Kault’s voice was a low rumble. “There appears to be a creature… one that has been foraging in these berry patches not long ago. I have seen traces of its eating for some days now, Uthacalthing. It is large… very large for a creature of Garth.”

Uthacalthing was still getting used to the idea that syulff-kuonn had penetrated where so many subtler and more powerful glyphs had failed. “Indeed? Is this of significance?”

Kault paused, as if uncertain whether to say more. The Thennanin finally sighed. “My friend, it is most odd. But I must tell you that there should be no animal, since the Bururalli Holocaust, able to reach so high into these bushes. And its manner of foraging is quite extraordinary.”

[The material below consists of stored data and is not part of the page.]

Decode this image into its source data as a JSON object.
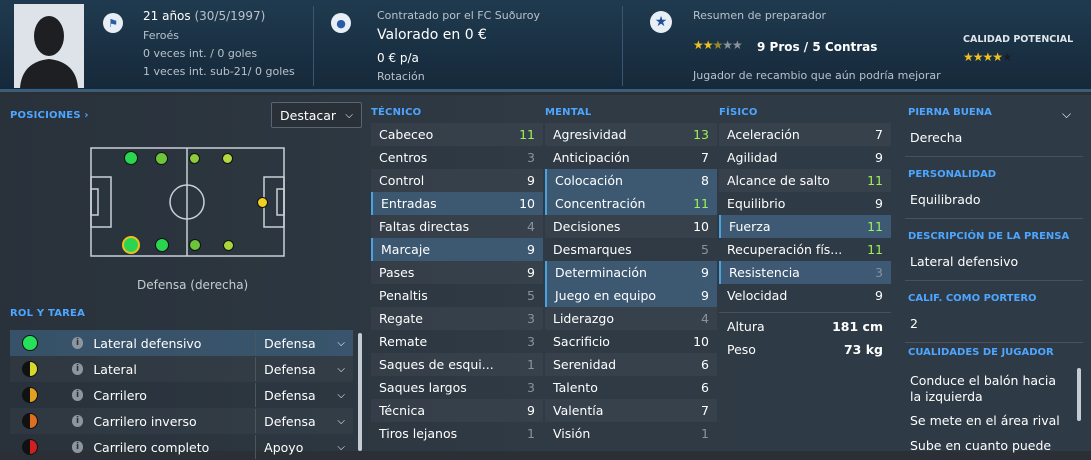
{
  "header": {
    "age": "21 años",
    "dob": "(30/5/1997)",
    "nation": "Feroés",
    "caps": "0 veces int. / 0 goles",
    "u21": "1 veces int. sub-21/ 0 goles",
    "club": "Contratado por el FC Suðuroy",
    "value": "Valorado en 0 €",
    "wage": "0 € p/a",
    "role": "Rotación",
    "coach_title": "Resumen de preparador",
    "coach_stars": "2.5 of 5 stars",
    "pros": "9 Pros / 5 Contras",
    "coach_text": "Jugador de recambio que aún podría mejorar",
    "potential_label": "CALIDAD POTENCIAL",
    "potential_stars": "4 of 5 stars"
  },
  "positions": {
    "title": "POSICIONES",
    "chevron": "›",
    "button": "Destacar",
    "label": "Defensa (derecha)"
  },
  "roles": {
    "title": "ROL Y TAREA",
    "items": [
      {
        "name": "Lateral defensivo",
        "duty": "Defensa",
        "color": "#27e05a"
      },
      {
        "name": "Lateral",
        "duty": "Defensa",
        "color": "#d8d82a"
      },
      {
        "name": "Carrilero",
        "duty": "Defensa",
        "color": "#e0a020"
      },
      {
        "name": "Carrilero inverso",
        "duty": "Defensa",
        "color": "#e07020"
      },
      {
        "name": "Carrilero completo",
        "duty": "Apoyo",
        "color": "#d02020"
      }
    ]
  },
  "tecnico": {
    "title": "TÉCNICO",
    "attrs": [
      {
        "n": "Cabeceo",
        "v": "11"
      },
      {
        "n": "Centros",
        "v": "3"
      },
      {
        "n": "Control",
        "v": "9"
      },
      {
        "n": "Entradas",
        "v": "10"
      },
      {
        "n": "Faltas directas",
        "v": "4"
      },
      {
        "n": "Marcaje",
        "v": "9"
      },
      {
        "n": "Pases",
        "v": "9"
      },
      {
        "n": "Penaltis",
        "v": "5"
      },
      {
        "n": "Regate",
        "v": "3"
      },
      {
        "n": "Remate",
        "v": "3"
      },
      {
        "n": "Saques de esqui...",
        "v": "1"
      },
      {
        "n": "Saques largos",
        "v": "3"
      },
      {
        "n": "Técnica",
        "v": "9"
      },
      {
        "n": "Tiros lejanos",
        "v": "1"
      }
    ]
  },
  "mental": {
    "title": "MENTAL",
    "attrs": [
      {
        "n": "Agresividad",
        "v": "13"
      },
      {
        "n": "Anticipación",
        "v": "7"
      },
      {
        "n": "Colocación",
        "v": "8"
      },
      {
        "n": "Concentración",
        "v": "11"
      },
      {
        "n": "Decisiones",
        "v": "10"
      },
      {
        "n": "Desmarques",
        "v": "5"
      },
      {
        "n": "Determinación",
        "v": "9"
      },
      {
        "n": "Juego en equipo",
        "v": "9"
      },
      {
        "n": "Liderazgo",
        "v": "4"
      },
      {
        "n": "Sacrificio",
        "v": "10"
      },
      {
        "n": "Serenidad",
        "v": "6"
      },
      {
        "n": "Talento",
        "v": "6"
      },
      {
        "n": "Valentía",
        "v": "7"
      },
      {
        "n": "Visión",
        "v": "1"
      }
    ]
  },
  "fisico": {
    "title": "FÍSICO",
    "attrs": [
      {
        "n": "Aceleración",
        "v": "7"
      },
      {
        "n": "Agilidad",
        "v": "9"
      },
      {
        "n": "Alcance de salto",
        "v": "11"
      },
      {
        "n": "Equilibrio",
        "v": "9"
      },
      {
        "n": "Fuerza",
        "v": "11"
      },
      {
        "n": "Recuperación fís...",
        "v": "11"
      },
      {
        "n": "Resistencia",
        "v": "3"
      },
      {
        "n": "Velocidad",
        "v": "9"
      }
    ],
    "height_label": "Altura",
    "height": "181 cm",
    "weight_label": "Peso",
    "weight": "73 kg"
  },
  "right": {
    "foot_label": "PIERNA BUENA",
    "foot": "Derecha",
    "pers_label": "PERSONALIDAD",
    "pers": "Equilibrado",
    "press_label": "DESCRIPCIÓN DE LA PRENSA",
    "press": "Lateral defensivo",
    "gk_label": "CALIF. COMO PORTERO",
    "gk": "2",
    "traits_label": "CUALIDADES DE JUGADOR",
    "traits": [
      "Conduce el balón hacia la izquierda",
      "Se mete en el área rival",
      "Sube en cuanto puede"
    ]
  }
}
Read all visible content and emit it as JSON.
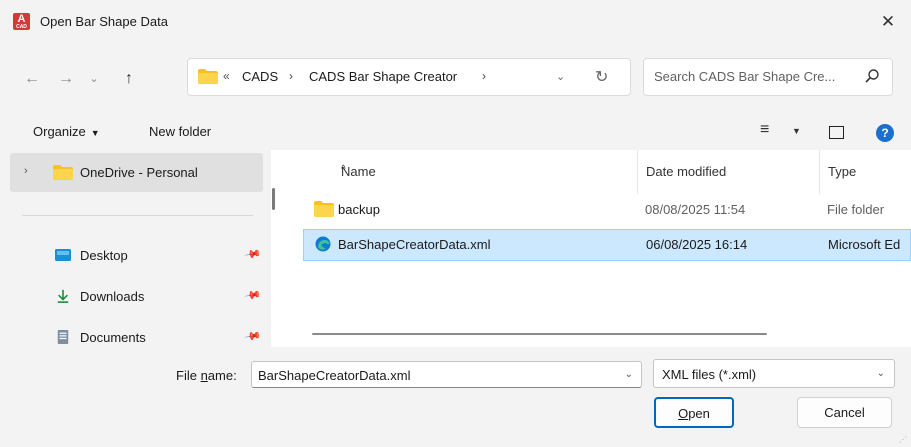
{
  "window": {
    "title": "Open Bar Shape Data",
    "app_icon_text": "A",
    "app_icon_sub": "CAD",
    "close_glyph": "✕"
  },
  "navigation": {
    "back_glyph": "←",
    "forward_glyph": "→",
    "recent_glyph": "⌄",
    "up_glyph": "↑"
  },
  "address_bar": {
    "overflow_glyph": "«",
    "crumbs": [
      "CADS",
      "CADS Bar Shape Creator"
    ],
    "separator": "›",
    "dropdown_glyph": "⌄",
    "refresh_glyph": "↻"
  },
  "search": {
    "placeholder": "Search CADS Bar Shape Cre..."
  },
  "command_bar": {
    "organize_label": "Organize",
    "organize_caret": "▼",
    "new_folder_label": "New folder",
    "view_glyph": "≡",
    "view_caret": "▼",
    "help_glyph": "?"
  },
  "nav_pane": {
    "onedrive": {
      "chevron": "›",
      "label": "OneDrive - Personal"
    },
    "quick_access": [
      {
        "label": "Desktop",
        "icon": "desktop-icon",
        "pin": "📌"
      },
      {
        "label": "Downloads",
        "icon": "download-icon",
        "pin": "📌"
      },
      {
        "label": "Documents",
        "icon": "documents-icon",
        "pin": "📌"
      }
    ]
  },
  "file_list": {
    "columns": {
      "name": "Name",
      "date": "Date modified",
      "type": "Type"
    },
    "sort_caret": "^",
    "rows": [
      {
        "name": "backup",
        "date": "08/08/2025 11:54",
        "type": "File folder",
        "icon": "folder-icon",
        "selected": false
      },
      {
        "name": "BarShapeCreatorData.xml",
        "date": "06/08/2025 16:14",
        "type": "Microsoft Ed",
        "icon": "edge-icon",
        "selected": true
      }
    ]
  },
  "bottom": {
    "file_name_label_prefix": "File ",
    "file_name_label_underlined": "n",
    "file_name_label_suffix": "ame:",
    "file_name_value": "BarShapeCreatorData.xml",
    "dropdown_glyph": "⌄",
    "filter_value": "XML files (*.xml)",
    "open_underlined": "O",
    "open_rest": "pen",
    "cancel_label": "Cancel"
  },
  "colors": {
    "selection_bg": "#cce8ff",
    "selection_border": "#99d1ff",
    "accent": "#0067c0",
    "folder": "#f7c21d",
    "help": "#1b6fd1"
  }
}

“Extraordinary in what way?”

Kault’s crest inflated in short puffs, indicating confusion. “I ask that you do not laugh at me, colleague.”

“Laugh at you? Never!” Uthacalthing lied.

“Then I shall tell you. By now I am convinced that this creature has hands, Uthacalthing. I am sure of it.”

“Hm,” Uthacalthing commented noncommittally.

The Thennanin’s voice dropped even lower. “There is a mystery here, colleague. There is something very odd going on here on Garth.”

Uthacalthing suppressed his corona. He extinguished all facial expression. Now he understood why it had been syulff-kuonn — the glyph of anticipation of a practical joke fulfilled — that penetrated where none had succeeded before.

The joke was on me!

Uthacalthing looked beyond the fringe of their sunshade, where the bright afternoon had begun to color from an overcast spilling over the mountains.